Aquilo que uma pessoa atenta começa a constatar é
que, à magistratura judicial, começaram a aportar não apenas indivíduos com a
vocação de juiz, mas também justiceiros, doutrinadores e funcionários públicos,
no sentido pejorativo do termo.
Qual é a diferença? É que, ao contrário do juiz, o
justiceiro descrê da justiça dos homens e, como tal, procura alcançar a justiça
divina escrevendo direito por linhas tortas. Por sua vez, o doutrinador procura
fazer doutrina, enquanto o funcionário público procura despachar processos. Ou
seja, do justiceiro sai sempre a solução mais aberrante do ponto de vista
jurídico (para ser justa à sua maneira); do doutrinador sai sempre a solução
mais inesperada (para ser inovadora); e do funcionário público sai sempre a
solução mais fácil (para não dar muito trabalho). Qualquer das três hipóteses só
serve para fazer abalar a fé do cidadão na justiça e nos tribunais. Com efeito,
a justiça para ser justiça tem de ser justa de acordo com as regras instituídas,
regras essas que devem ser inteligíveis e coerentes aos olhos do cidadão
comum.
Em boa verdade, os cidadãos depositam hoje tanta
confiança na justiça portuguesa como nos jogos de fortuna e de azar. Talvez por
isso esteja a regressar em força a justiça privada, porque a maioria dos
portugueses não tem dinheiro para arriscar nos Casinos da Justiça em que se
transformaram os nossos tribunais.
Neste contexto, falar em advocacia preventiva dá
vontade de rir. Com efeito, para que pudesse haver uma advocacia preventiva, era
necessário que, pelo menos, os advogados e os juristas fossem capazes de fazer
um juízo de prognose, com alguma segurança, sobre o resultado de determinada
causa. Ora, isso só seria possível se, em Portugal, houvesse estabilidade
legislativa e uma verdadeira jurisprudência. Infelizmente, não há. O que existe
em Portugal são decisões judiciais avulsas e contraditórias em que impera o
princípio anarco-lusitano de “cada cabeça sua sentença”.

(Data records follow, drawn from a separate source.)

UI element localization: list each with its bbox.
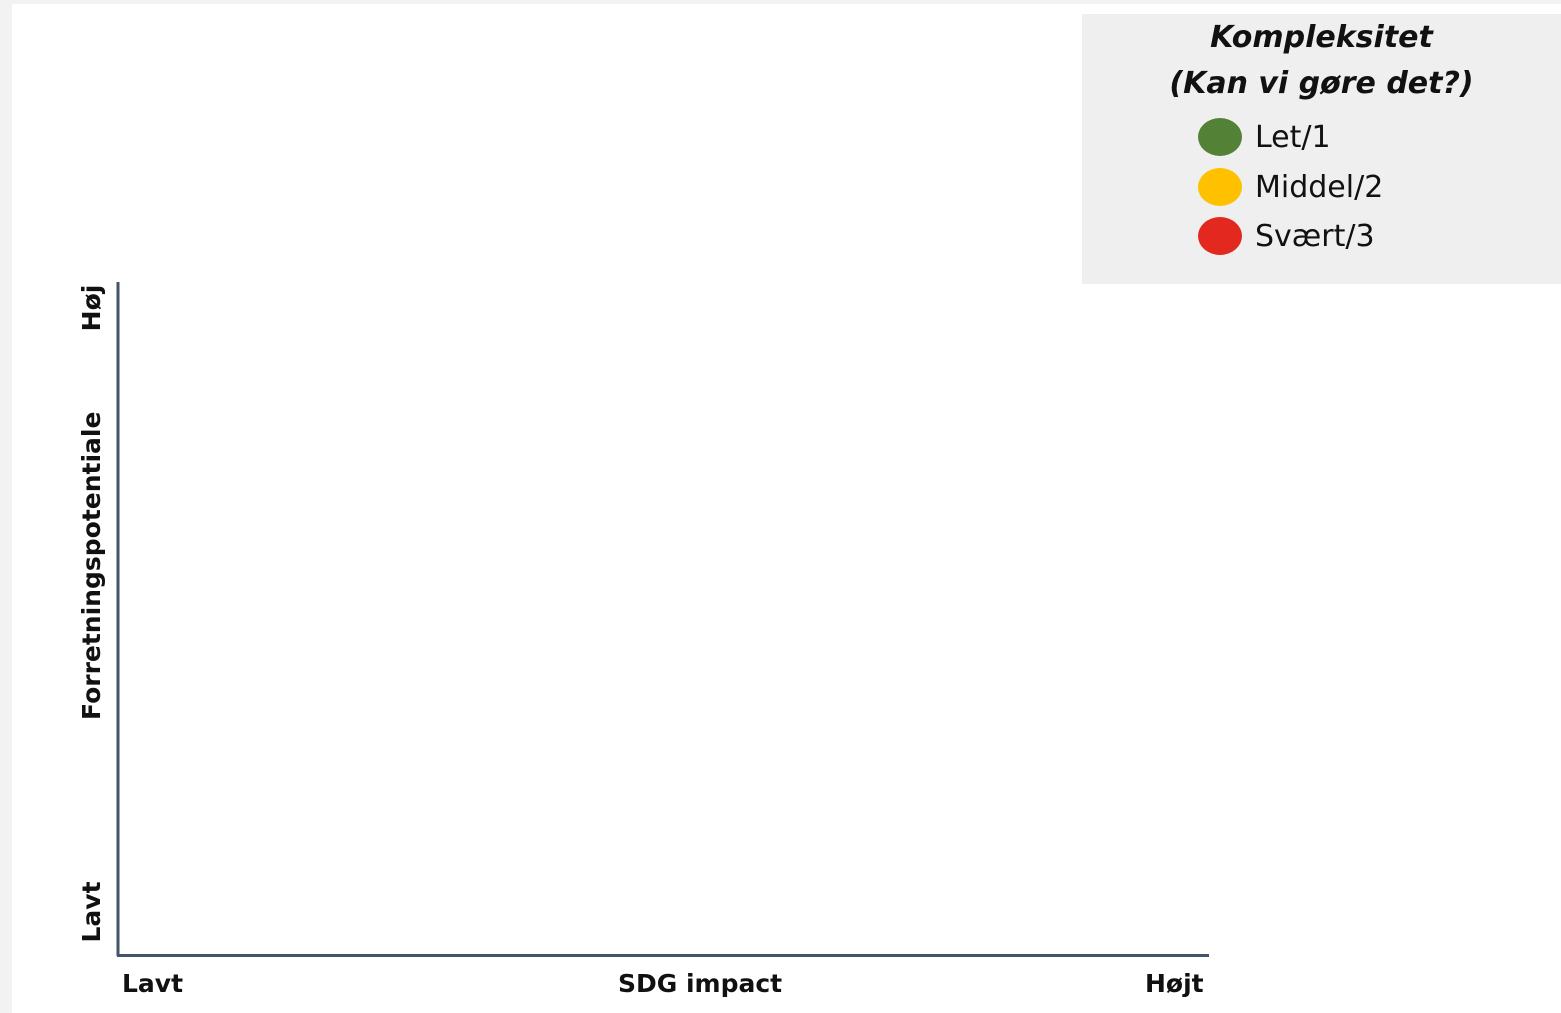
legend-item-easy: Let/1 xyxy=(1198,117,1331,157)
complexity-legend: Kompleksitet (Kan vi gøre det?) Let/1 Mi… xyxy=(1082,14,1561,284)
y-axis-low-label: Lavt xyxy=(77,881,106,943)
y-axis-high-label: Høj xyxy=(77,284,106,332)
x-axis-title: SDG impact xyxy=(618,969,783,998)
legend-item-label: Let/1 xyxy=(1255,119,1331,155)
legend-item-label: Middel/2 xyxy=(1255,169,1384,205)
yellow-dot-icon xyxy=(1198,168,1242,206)
legend-item-hard: Svært/3 xyxy=(1198,216,1375,256)
x-axis-low-label: Lavt xyxy=(122,969,184,998)
legend-item-label: Svært/3 xyxy=(1255,218,1375,254)
y-axis-title: Forretningspotentiale xyxy=(77,411,106,720)
legend-title: Kompleksitet xyxy=(1210,20,1433,55)
legend-subtitle: (Kan vi gøre det?) xyxy=(1169,66,1474,101)
green-dot-icon xyxy=(1198,118,1242,156)
x-axis-high-label: Højt xyxy=(1145,969,1204,998)
legend-item-medium: Middel/2 xyxy=(1198,167,1383,207)
red-dot-icon xyxy=(1198,217,1242,255)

Parafraseando Camões: já não basta o legislador mudar a
lei a cada dia, como também a decisão do tribunal nunca é como
soía.
O maior problema da vida nacional é a incoerência das decisões dos tribunais, porque a "justiça" é à medida dos intervenientes e das amizades e interesses construídos. A justiça é um simulacro dela própria e se o país chegou onde estamos,também foi porque Parlamentos e Governos afeiçoaram a Justiça aos seus interesses e não aos interesses da Nação. Infelizmente a gangrena está tão profundamente enraizada que o enfermo já não tem cura.